The X-ray screens are conventionally fabricated by using a suitable phosphor mixed in a slurry with a binder and coated on some sort of conventional support such as cardboard or polyester film, for example. The useful phosphors are usually prepared by mixing the starting materials together and firing the mixture at elevated temperatures in various atmospheres, e.g., nitrogen, hydrogen, etc. The phosphor is then washed to remove unreacted starting materials and slurried with a suitable binder as previously described. After coating, a protective topcoat or abrasion coat may be applied thereover in order to extend the usable life of the finished screen.
While there are many known materials that can luminesce under the influence of impinging X-ray energy, only a special few have those properties that are requisite for use as an X-ray intensifying screen.
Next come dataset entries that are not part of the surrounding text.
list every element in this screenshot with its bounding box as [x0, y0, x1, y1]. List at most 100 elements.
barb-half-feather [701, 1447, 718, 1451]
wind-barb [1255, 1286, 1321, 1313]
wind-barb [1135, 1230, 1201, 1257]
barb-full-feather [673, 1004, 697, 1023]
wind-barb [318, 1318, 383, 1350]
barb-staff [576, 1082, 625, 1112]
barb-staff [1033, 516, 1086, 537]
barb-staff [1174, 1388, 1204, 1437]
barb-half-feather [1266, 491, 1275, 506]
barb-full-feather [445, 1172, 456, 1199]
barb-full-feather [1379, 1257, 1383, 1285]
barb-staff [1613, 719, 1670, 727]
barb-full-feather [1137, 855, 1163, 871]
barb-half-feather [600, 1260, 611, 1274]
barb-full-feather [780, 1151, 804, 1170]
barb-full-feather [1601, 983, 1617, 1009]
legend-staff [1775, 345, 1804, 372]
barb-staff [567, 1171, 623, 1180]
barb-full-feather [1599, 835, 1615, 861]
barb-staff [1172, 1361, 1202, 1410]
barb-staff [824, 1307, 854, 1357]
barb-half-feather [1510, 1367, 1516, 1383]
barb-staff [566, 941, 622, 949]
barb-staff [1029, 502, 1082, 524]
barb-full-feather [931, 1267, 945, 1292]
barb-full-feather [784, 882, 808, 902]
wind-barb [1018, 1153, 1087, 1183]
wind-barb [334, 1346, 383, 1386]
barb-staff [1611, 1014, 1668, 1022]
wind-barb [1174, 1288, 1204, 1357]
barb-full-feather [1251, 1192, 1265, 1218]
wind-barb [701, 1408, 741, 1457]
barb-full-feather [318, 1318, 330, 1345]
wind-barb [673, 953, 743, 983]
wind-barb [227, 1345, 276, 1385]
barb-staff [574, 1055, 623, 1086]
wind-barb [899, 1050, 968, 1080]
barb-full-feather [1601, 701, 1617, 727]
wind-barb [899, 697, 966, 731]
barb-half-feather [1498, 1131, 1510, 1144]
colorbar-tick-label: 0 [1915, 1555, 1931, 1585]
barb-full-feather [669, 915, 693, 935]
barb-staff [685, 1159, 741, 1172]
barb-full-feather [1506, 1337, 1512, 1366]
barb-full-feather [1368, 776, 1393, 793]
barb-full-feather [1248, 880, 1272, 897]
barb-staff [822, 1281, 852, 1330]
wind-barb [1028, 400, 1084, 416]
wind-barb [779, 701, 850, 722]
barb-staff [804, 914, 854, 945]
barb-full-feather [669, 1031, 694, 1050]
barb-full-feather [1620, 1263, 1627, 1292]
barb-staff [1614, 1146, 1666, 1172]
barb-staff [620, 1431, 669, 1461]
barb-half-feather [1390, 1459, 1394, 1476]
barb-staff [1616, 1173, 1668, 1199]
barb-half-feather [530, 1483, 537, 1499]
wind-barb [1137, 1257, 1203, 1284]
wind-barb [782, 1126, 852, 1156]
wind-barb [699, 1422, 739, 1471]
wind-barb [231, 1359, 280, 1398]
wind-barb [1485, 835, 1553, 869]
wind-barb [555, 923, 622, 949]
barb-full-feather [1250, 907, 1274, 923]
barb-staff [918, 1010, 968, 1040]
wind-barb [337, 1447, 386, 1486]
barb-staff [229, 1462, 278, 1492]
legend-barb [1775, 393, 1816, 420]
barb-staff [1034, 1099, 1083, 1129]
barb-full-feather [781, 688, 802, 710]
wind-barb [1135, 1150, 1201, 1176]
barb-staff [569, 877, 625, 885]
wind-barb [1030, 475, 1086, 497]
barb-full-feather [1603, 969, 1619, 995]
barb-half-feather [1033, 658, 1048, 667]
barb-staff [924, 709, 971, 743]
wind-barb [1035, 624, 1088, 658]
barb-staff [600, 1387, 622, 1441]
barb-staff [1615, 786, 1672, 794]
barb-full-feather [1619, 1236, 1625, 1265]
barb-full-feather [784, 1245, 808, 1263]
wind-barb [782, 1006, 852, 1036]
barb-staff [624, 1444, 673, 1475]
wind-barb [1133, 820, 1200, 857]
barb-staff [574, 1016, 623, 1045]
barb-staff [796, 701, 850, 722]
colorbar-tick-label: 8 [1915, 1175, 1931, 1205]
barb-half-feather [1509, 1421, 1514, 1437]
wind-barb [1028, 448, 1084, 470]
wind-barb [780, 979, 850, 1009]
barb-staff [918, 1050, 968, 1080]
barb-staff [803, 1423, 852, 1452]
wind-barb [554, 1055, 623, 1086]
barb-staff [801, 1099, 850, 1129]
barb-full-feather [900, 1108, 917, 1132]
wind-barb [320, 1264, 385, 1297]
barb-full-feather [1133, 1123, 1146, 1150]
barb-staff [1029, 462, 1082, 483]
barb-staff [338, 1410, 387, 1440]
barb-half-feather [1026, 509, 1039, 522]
These include the well-known calcium tungstate phosphors, as well as the M' monoclinic tantalates described by Brixner in U.S. Pat. No. 4,225,653. These tantalate phosphors are extremely efficient in converting X-ray energy to UV light and are now widely used. Also to be mentioned are the lanthanum and gadolinium oxyhalides similar to those described by Brines and Rabatin in U.S. Pat. No. 4,499,159.
Images produced by silver halide elements used with the aforementioned X-ray intensifying screen elements, must be sharp and clear especially when they are used to record X-ray evaluations of the human body. Speed is also an important factor since it is deleterious to expose the human body to overdoses of X-rays. Thus, there is a special need to maintain the high speed of X-ray intensifying screen elements to minimize radiation exposure while at the same time insuring that a quality image, free of noise, is produced.
The use of mixed phosphors is also known in the prior art For example, Patten in U.S. Pat. No. 4,387,141 describes a mixed phosphor comprising calcium tungstate and the tantalates of the aforementioned Brixner patent to achieve improved speed and sharpness and low noise.
Since tabular grain silver halide elements are becoming more popular there is also a need to match the characteristics of these light-sensitive grains with the light output of various phosphors and still achieve good image quality. The tantalate phosphors described above along with phosphors such as gadolinium oxysulfide, are useful with these silver halide elements. However, there is a continuing requirement to improve the speed and sharpness of these tabular grain/phosphor systems.
It is an object of this invention to provide a mixed phosphor X-ray intensifying screen that will produce high speed and higher resolution than that of the individual phosphor components when exposed to X-rays using either tabular or conventional, e.g., spherical or semi-spheroidal, grain silver halide elements.